A group of 300 prominent economists have called for new global rules to force companies to report taxable activities country by country. In a letter to world leaders, the group has called on the UK to ''take a lead'' to establish more tax transparency.

Meanwhile, the UK government has organised an anti-corruption summit on Thursday, which would likely be attended by representatives of 40 countries as also the World Bank and the IMF.

Many overseas territories, including the Cayman Islands, have shown little interest in the idea, and their attendance at the summit remains doubtful.

The letter's signatories include best-selling author Thomas Piketty and 2015 Nobel Prize winner Angus Deaton.

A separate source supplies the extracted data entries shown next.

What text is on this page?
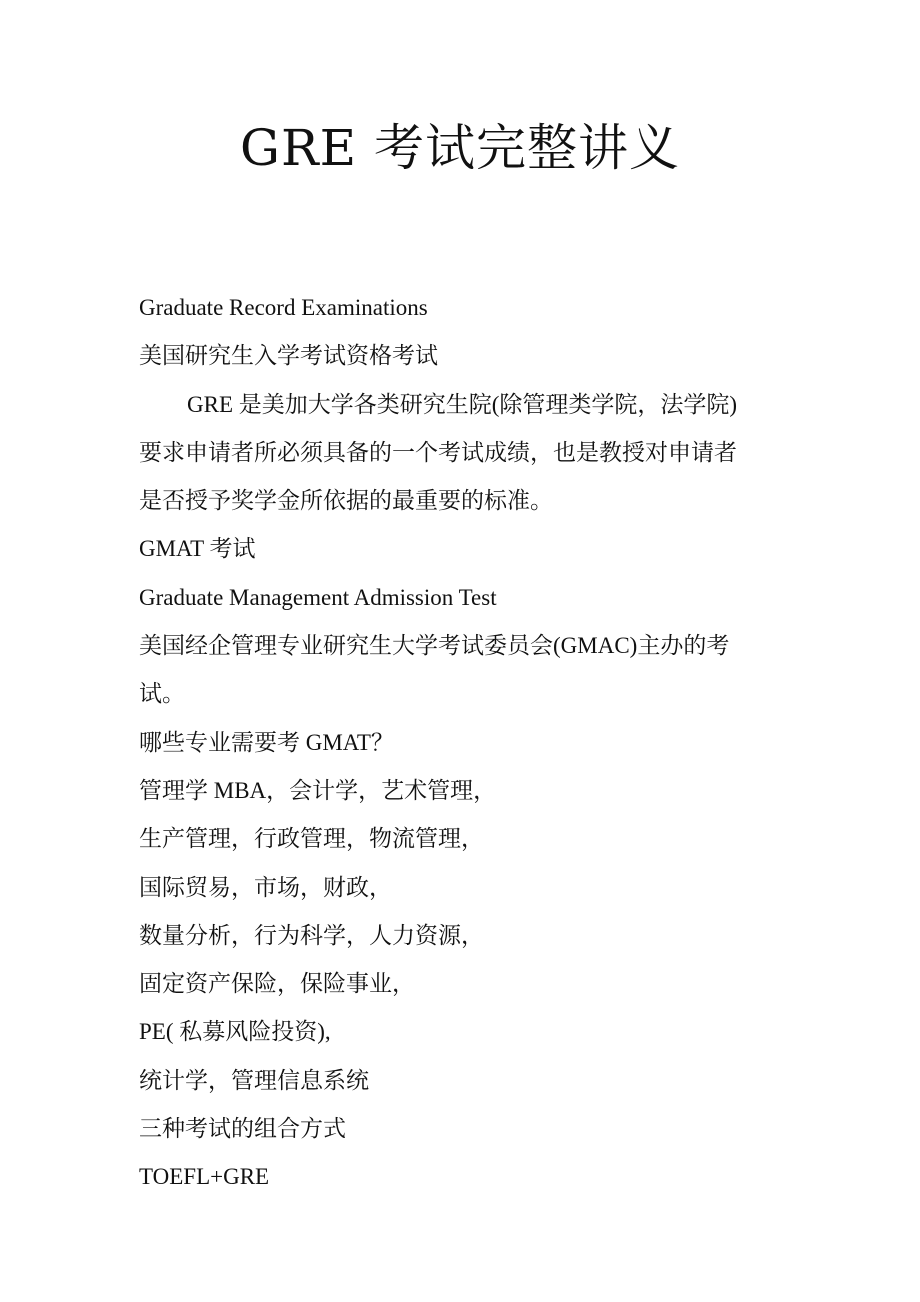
GRE 考试完整讲义
Graduate Record Examinations
美国研究生入学考试资格考试
GRE 是美加大学各类研究生院(除管理类学院，法学院)
要求申请者所必须具备的一个考试成绩，也是教授对申请者
是否授予奖学金所依据的最重要的标准。
GMAT 考试
Graduate Management Admission Test
美国经企管理专业研究生大学考试委员会(GMAC)主办的考
试。
哪些专业需要考 GMAT？
管理学 MBA，会计学，艺术管理，
生产管理，行政管理，物流管理，
国际贸易，市场，财政，
数量分析，行为科学，人力资源，
固定资产保险，保险事业，
PE( 私募风险投资),
统计学，管理信息系统
三种考试的组合方式
TOEFL+GRE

The group also includes Ha-Joon Chang, the highly regarded development economist at Cambridge University, Nora Lustig, professor of Latin American economics at Tulane University, as also influential experts who advise policymakers, such as Jeffrey Sachs, director of Columbia University's Earth Institute.

Speaking on BBC Radio 4's Today programme, Sachs said: ''The UK and the US need to take the lead right now to end these tax secrecy havens. We see from the Panama Papers these are simply conduits for massive illegality, corruption, tax evasion and many other nefarious deeds. They just need to end.

''If the UK and US and the European Union as a whole decided on Thursday at the UK conference that enough is enough ... there could be a phenomenal change in a very short period of time.''

"We need new global agreements on issues such as public country-by-country reporting, including for tax havens," the economists wrote in the letter.

"Governments must also put their own houses in order by ensuring that all the territories for which they are responsible make publicly available information about the real 'beneficial' owners of company and trusts," they add.

The letter comes in the wake of the Panama Papers leak, which revealed how some rich people hid assets which led to widespread condemnation of the authorities' failure to act.

One of the signatories, the economist Dr Ha-Joon Chang of the University of Cambridge, told the BBC that he signed the letter because he shared "the view that tax havens serve no useful purpose".

Dr Chang said: "These tax havens basically allow companies and certain individuals to free-ride on the rest of humanity.

"These companies and people make money in one country by using workers educated with public money, using roads, ports and other infrastructure paid for by the taxpayers of that country and moving the money to another country in a shell company which doesn't really do any business there."